Spending on infrastructure will prove a lasting legacy of the Calderón presidency. Despite a serious recession, sustained drug violence, and other distractions like the outbreak of H1N1, Calderón has increased infrastructure spending to 5 percent of GDP.
Infrastructure spending in Brazil has consistently declined over the past four decades; it now stands at about 2 percent of GDP. Morgan Stanley asserts that figure must double if Brazil is to enjoy economic growth of 5 percent in the years ahead.
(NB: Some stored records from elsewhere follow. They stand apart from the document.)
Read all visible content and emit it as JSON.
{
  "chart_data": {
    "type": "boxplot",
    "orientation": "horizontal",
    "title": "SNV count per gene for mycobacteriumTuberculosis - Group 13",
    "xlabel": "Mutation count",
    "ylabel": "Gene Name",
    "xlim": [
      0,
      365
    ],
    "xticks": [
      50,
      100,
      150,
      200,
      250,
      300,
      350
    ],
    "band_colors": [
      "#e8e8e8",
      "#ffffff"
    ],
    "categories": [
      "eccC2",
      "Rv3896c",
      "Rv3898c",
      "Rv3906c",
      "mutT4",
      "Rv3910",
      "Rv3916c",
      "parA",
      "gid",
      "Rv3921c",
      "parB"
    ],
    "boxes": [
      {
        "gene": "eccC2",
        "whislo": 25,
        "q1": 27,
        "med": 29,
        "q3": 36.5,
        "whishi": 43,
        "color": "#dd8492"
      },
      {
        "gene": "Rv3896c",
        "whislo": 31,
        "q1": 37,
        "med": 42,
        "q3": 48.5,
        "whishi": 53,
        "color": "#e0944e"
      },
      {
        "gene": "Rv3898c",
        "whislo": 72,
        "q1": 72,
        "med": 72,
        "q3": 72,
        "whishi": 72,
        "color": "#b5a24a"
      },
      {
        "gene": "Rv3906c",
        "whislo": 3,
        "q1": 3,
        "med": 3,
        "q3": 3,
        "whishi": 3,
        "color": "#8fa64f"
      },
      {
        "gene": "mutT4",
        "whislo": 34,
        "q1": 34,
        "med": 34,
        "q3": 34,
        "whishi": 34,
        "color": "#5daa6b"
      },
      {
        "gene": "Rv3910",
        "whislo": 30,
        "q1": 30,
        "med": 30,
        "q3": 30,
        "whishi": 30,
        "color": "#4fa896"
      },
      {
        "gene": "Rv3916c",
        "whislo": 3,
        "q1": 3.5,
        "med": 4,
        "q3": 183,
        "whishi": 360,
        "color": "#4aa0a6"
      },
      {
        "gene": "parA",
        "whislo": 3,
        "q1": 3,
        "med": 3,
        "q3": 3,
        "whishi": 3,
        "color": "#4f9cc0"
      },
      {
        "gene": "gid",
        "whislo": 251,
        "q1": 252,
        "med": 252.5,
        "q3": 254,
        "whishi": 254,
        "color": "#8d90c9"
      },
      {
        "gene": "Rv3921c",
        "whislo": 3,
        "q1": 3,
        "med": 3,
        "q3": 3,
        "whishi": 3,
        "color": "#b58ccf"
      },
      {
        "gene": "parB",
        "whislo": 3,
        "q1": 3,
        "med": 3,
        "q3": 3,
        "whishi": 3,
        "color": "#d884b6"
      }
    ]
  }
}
Mexico is the largest exporter in Latin America, $27.9 billion in April. As of June, Brazil’s exports were $23.7 billion. Of course, the devil is in the details for both nations. Brazil’s exports skew toward a few commodity exports to China: soybeans, iron ore, and grain. In fact, when you look at exports to China, Brazil’s largest trading partner since 2009, you see a $5.4 billion trade surplus. When you strip away soy products and iron ore, Brazil runs a trade deficit with China. God forbid a collapse in commodity prices.
Meanwhile, Mexico is technically among the most free-trading countries in the world, with some 22 free trade agreements in effect. But everyone knows which one really counts. So Brazil is too reliant on just a few products; Mexico is too reliant on NAFTA.
Mexico reduced debt to GDP in the past twenty years. As of 2009, debt stood at 22 percent of GDP. As of January 2011, Brazil’s public debt is 40 percent of GDP.
Debt is manageable in both countries, Brazil has less room to maneuver because it is nearer the golden threshold of sustainable debt load—60% of debt to GDP—for a developing country and its current growth is propped up by commodity exports, which could rapidly lose value.
None of this adds up to Mexico becoming the high-growth story of the decade. Rather, Brazil’s economy increasingly involves growth with little margin for slowdown or macroeconomic surprises. Mexico’s economy can grow more easily.